Cuanto más se alejan de su tierra natal, mayores son los vínculos de los migrantes a su cultura, a sus costumbres y tradiciones originales.

Algunas veces las costumbres de esta gente se fusionan dentro de la cultura norteamericana y logran convertirse en parte de la tradición nacional. Por ejemplo, los estados fronterizos del sur convirtieron al Cinco de Mayo en una fecha alusiva a las costumbres mexicanas, cuando realmente este evento es una festividad patriótica que hace recuerdo a la defensa de Puebla (1862) por un batallón mexicano diezmado militarmente contra un ejército francés poderoso.

Holloween es una tradición enteramente norteamericana y el Día de los Muertos proviene de otras culturas. En Bolivia y en otros lugares de América Latina lo conocemos como Todos los Santos o simplemente “Todosantos”, cuyo objeto es darnos un acercamiento espiritual con aquellas personas que tuvieron vida y hoy descansan en un aposento parsimonioso.

Desde que llegué a Estados Unidos (septiembre, 1985), nunca más volví a ver y experimentar una celebración de Todosantos junto a mis familiares y en mi tierra natal de Quime, Bolivia.

Sin embargo, el recuerdo de las costumbres y la cultura están vivos; no es más que recordar para tenerlas en mi mente.

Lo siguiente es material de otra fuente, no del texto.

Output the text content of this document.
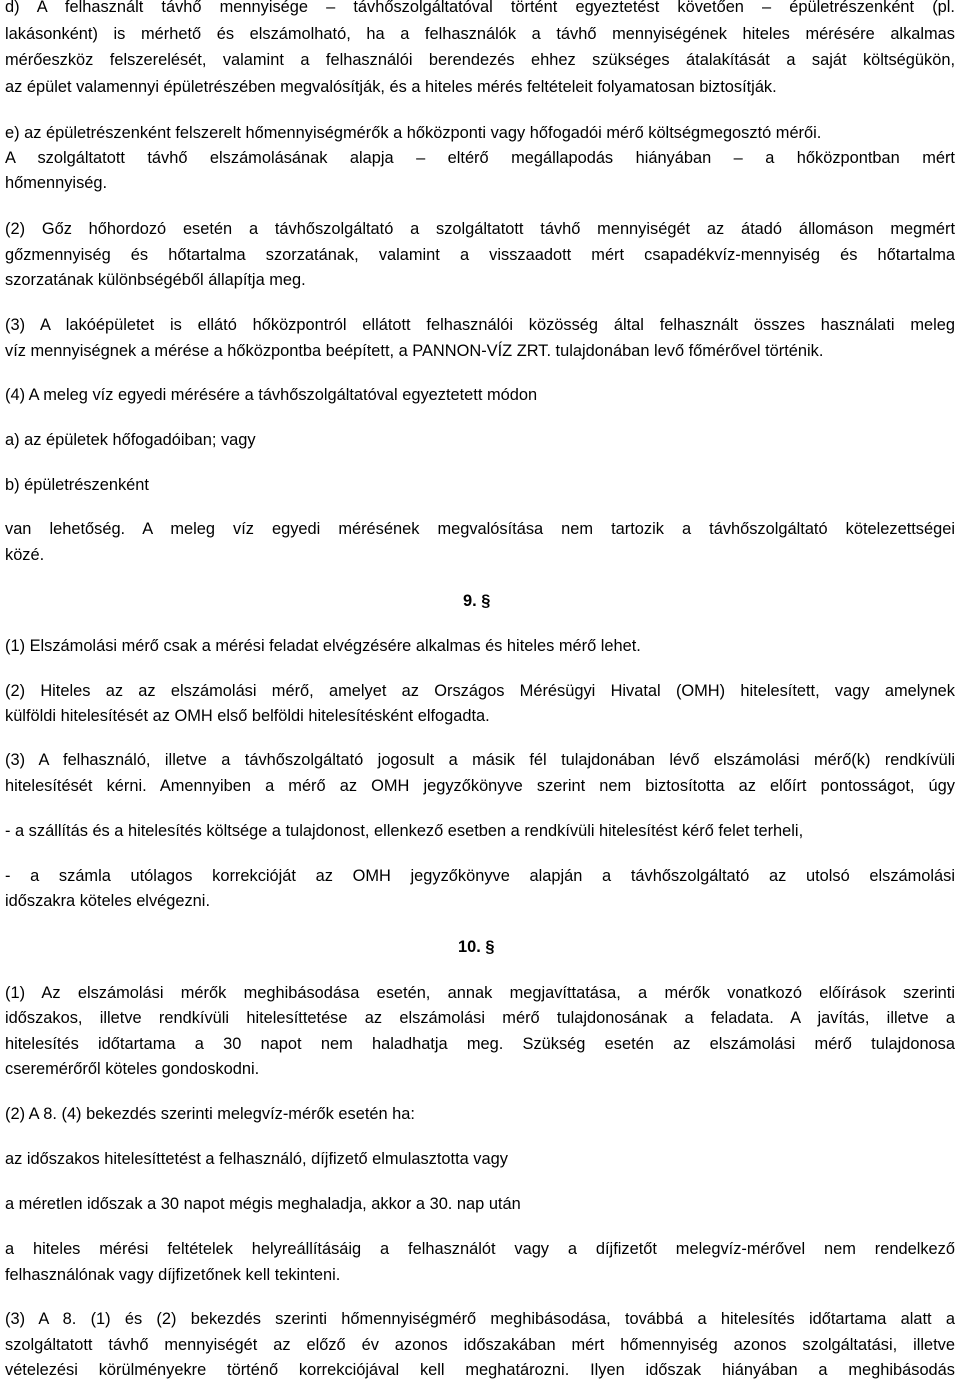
d) A felhasznált távhő mennyisége – távhőszolgáltatóval történt egyeztetést követően – épületrészenként (pl.
lakásonként) is mérhető és elszámolható, ha a felhasználók a távhő mennyiségének hiteles mérésére alkalmas
mérőeszköz felszerelését, valamint a felhasználói berendezés ehhez szükséges átalakítását a saját költségükön,
az épület valamennyi épületrészében megvalósítják, és a hiteles mérés feltételeit folyamatosan biztosítják.
e) az épületrészenként felszerelt hőmennyiségmérők a hőközponti vagy hőfogadói mérő költségmegosztó mérői.
A szolgáltatott távhő elszámolásának alapja – eltérő megállapodás hiányában – a hőközpontban mért
hőmennyiség.
(2) Gőz hőhordozó esetén a távhőszolgáltató a szolgáltatott távhő mennyiségét az átadó állomáson megmért
gőzmennyiség és hőtartalma szorzatának, valamint a visszaadott mért csapadékvíz-mennyiség és hőtartalma
szorzatának különbségéből állapítja meg.
(3) A lakóépületet is ellátó hőközpontról ellátott felhasználói közösség által felhasznált összes használati meleg
víz mennyiségnek a mérése a hőközpontba beépített, a PANNON-VÍZ ZRT. tulajdonában levő főmérővel történik.
(4) A meleg víz egyedi mérésére a távhőszolgáltatóval egyeztetett módon
a) az épületek hőfogadóiban; vagy
b) épületrészenként
van lehetőség. A meleg víz egyedi mérésének megvalósítása nem tartozik a távhőszolgáltató kötelezettségei
közé.
9. §
(1) Elszámolási mérő csak a mérési feladat elvégzésére alkalmas és hiteles mérő lehet.
(2) Hiteles az az elszámolási mérő, amelyet az Országos Mérésügyi Hivatal (OMH) hitelesített, vagy amelynek
külföldi hitelesítését az OMH első belföldi hitelesítésként elfogadta.
(3) A felhasználó, illetve a távhőszolgáltató jogosult a másik fél tulajdonában lévő elszámolási mérő(k) rendkívüli
hitelesítését kérni. Amennyiben a mérő az OMH jegyzőkönyve szerint nem biztosította az előírt pontosságot, úgy
- a szállítás és a hitelesítés költsége a tulajdonost, ellenkező esetben a rendkívüli hitelesítést kérő felet terheli,
- a számla utólagos korrekcióját az OMH jegyzőkönyve alapján a távhőszolgáltató az utolsó elszámolási
időszakra köteles elvégezni.
10. §
(1) Az elszámolási mérők meghibásodása esetén, annak megjavíttatása, a mérők vonatkozó előírások szerinti
időszakos, illetve rendkívüli hitelesíttetése az elszámolási mérő tulajdonosának a feladata. A javítás, illetve a
hitelesítés időtartama a 30 napot nem haladhatja meg. Szükség esetén az elszámolási mérő tulajdonosa
cseremérőről köteles gondoskodni.
(2) A 8. (4) bekezdés szerinti melegvíz-mérők esetén ha:
az időszakos hitelesíttetést a felhasználó, díjfizető elmulasztotta vagy
a méretlen időszak a 30 napot mégis meghaladja, akkor a 30. nap után
a hiteles mérési feltételek helyreállításáig a felhasználót vagy a díjfizetőt melegvíz-mérővel nem rendelkező
felhasználónak vagy díjfizetőnek kell tekinteni.
(3) A 8. (1) és (2) bekezdés szerinti hőmennyiségmérő meghibásodása, továbbá a hitelesítés időtartama alatt a
szolgáltatott távhő mennyiségét az előző év azonos időszakában mért hőmennyiség azonos szolgáltatási, illetve
vételezési körülményekre történő korrekciójával kell meghatározni. Ilyen időszak hiányában a meghibásodás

Hoy (1 de noviembre), es el día oficial de Todosantos. Todas las familias del pueblo instalan dentro de sus casas una “tumba” simbólica del difunto. Las familias normalmente cubren una mesa de comedor con un mantel de color oscuro, al cual lo adornan con diversos tipos de panes. Algunos tienen figuras de personas y animales cubiertas con máscaras pintorescas de yeso.

Para sentir el acompañamiento espiritual del difunto, se acostumbra a dejar algunas prendas y platillos que, en vida, fueron sus manjares preferidos. La mesa está rodeada de árboles de caña de azúcar.

Los familiares del difunto invitan a amigos y personas conocidas del pueblo a un manjar especial durante la hora de almuerzo. El único pago para recibir una suculenta y sustancial comida es encomendar el espíritu del difunto a los santos patrones y a Dios. Al igual que en Thanksgiving, nadie muere de hambre y las enemistades desaparecen, por lo menos momentáneamente, en esta fecha.

Y mañana (2 de noviembre), toda la gente se reúne en el cementerio del pueblo para un encuentro surrealista con sus seres perdidos. Los familiares arman tumbas alegóricas afuera del cementerio y luego reparten comida, galletas, panes y bebidas en honor a los difuntos.

Este año nuevamente no pude cumplir con el sueño de experimentar personalmente en mi tierra esta celebración particular alusiva a los muertos. Sin embargo, tal como sucedió en otros años, la esperanza de revivirla nunca muere.

Tengo fe que un día finalmente estaré acompañando de mis amigos, familiares y personas conocidas para darle ese tributo especial a aquellos seres que un día fueron parte de mi vida.